Addendum: we got off the ship – 3 hours later than scheduled!

We got off the ship – only to get on a bus to take us to the terminal.

We got off the bus – but only after sitting parked at the terminal for 10 minutes.

We entered the terminal – it was a madhouse.

But we got our bags, made it through customs, found our ride to New Haven and were home by 3pm. All in all a great cruise; we’ll just overlook the one gaffe and try hard to not let it be our last memory.
OK, so it wasn't quite this bad.

Tuesday, November 1, 2011

Rockin’ and rollin’

The sea as it looked from our balcony 31 Oct 2011

Like Joan Jett, I love rock and roll. Whether we’re talking 50s and 60s classics by Buddy Holly, Eddie Cochran, the Beatles and the Stones; or later kick-ass work by the Allman Brothers, Dire Straits or Talking Heads, to name very few. I also love all the stuff we listened to on the radio that wasn’t exactly rock: Motown and soul in particular.
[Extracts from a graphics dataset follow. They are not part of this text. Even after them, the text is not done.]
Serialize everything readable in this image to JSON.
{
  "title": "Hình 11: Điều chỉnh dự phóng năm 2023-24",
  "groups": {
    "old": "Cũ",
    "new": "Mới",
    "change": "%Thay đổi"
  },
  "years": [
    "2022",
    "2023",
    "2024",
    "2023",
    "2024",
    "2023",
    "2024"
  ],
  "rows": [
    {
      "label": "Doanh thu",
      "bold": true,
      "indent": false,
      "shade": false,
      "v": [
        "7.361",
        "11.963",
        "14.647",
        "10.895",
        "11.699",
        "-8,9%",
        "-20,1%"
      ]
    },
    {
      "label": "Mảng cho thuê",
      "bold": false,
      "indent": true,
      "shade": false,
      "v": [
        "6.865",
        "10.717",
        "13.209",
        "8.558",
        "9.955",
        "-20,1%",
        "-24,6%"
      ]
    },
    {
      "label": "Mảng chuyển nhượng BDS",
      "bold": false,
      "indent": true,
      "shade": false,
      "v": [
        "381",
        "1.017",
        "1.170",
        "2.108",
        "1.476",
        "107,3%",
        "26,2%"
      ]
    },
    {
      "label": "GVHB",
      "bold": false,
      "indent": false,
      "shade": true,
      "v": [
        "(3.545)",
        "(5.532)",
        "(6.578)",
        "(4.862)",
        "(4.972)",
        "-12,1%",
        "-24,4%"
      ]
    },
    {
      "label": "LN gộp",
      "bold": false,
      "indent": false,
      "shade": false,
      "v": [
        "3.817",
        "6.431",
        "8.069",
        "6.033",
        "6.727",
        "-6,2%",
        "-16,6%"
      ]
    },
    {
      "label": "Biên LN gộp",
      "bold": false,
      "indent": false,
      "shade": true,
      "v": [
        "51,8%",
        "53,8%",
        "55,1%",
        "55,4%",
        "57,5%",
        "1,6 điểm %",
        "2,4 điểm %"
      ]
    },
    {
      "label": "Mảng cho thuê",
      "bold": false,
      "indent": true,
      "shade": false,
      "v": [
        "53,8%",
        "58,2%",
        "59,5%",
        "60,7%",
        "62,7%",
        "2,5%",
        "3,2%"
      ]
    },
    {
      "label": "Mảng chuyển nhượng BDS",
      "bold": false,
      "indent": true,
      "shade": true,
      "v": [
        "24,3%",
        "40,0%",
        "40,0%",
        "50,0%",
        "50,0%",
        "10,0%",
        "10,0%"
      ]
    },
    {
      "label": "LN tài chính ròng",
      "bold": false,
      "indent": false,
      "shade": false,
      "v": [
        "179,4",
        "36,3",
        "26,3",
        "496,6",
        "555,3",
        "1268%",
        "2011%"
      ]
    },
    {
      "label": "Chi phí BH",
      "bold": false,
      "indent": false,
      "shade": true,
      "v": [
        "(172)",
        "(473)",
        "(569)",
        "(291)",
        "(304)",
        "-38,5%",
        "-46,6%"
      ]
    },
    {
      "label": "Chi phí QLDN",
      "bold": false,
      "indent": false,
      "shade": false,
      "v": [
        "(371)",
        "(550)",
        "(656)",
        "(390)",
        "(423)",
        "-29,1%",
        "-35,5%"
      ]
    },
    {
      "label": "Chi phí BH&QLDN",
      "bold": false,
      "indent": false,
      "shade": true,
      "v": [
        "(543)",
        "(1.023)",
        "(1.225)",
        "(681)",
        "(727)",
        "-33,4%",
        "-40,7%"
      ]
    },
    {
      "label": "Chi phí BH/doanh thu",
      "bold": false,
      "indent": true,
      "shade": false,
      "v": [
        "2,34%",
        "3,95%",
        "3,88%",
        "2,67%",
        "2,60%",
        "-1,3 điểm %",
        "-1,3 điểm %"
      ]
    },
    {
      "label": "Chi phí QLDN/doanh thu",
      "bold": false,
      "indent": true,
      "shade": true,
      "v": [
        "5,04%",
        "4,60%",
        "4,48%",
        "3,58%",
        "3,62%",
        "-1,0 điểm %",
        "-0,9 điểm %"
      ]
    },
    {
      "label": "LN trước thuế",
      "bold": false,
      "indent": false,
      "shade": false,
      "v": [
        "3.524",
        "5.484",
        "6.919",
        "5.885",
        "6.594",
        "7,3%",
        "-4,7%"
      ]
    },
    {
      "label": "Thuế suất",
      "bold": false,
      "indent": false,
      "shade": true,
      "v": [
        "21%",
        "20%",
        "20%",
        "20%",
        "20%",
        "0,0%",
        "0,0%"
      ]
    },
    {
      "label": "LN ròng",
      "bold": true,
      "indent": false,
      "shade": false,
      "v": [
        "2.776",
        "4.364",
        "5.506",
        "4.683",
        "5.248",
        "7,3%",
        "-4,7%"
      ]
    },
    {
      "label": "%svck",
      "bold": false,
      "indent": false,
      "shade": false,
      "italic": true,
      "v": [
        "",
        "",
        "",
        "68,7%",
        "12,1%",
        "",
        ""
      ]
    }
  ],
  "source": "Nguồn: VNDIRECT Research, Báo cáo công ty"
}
But right now I’m rocking and rolling and not really enjoying it. We’re heading to Bayonne and are at the tail end of a storm – not the one that surprised the Northeast over the weekend, but another, smaller front. This one has us pitching and rolling to beat the band.

Funny thing is, I’ve always said “I love storms at sea; bring it!”

As I’ve gotten older my body has apparently lost some of its ability to weather the weather. This is difficult.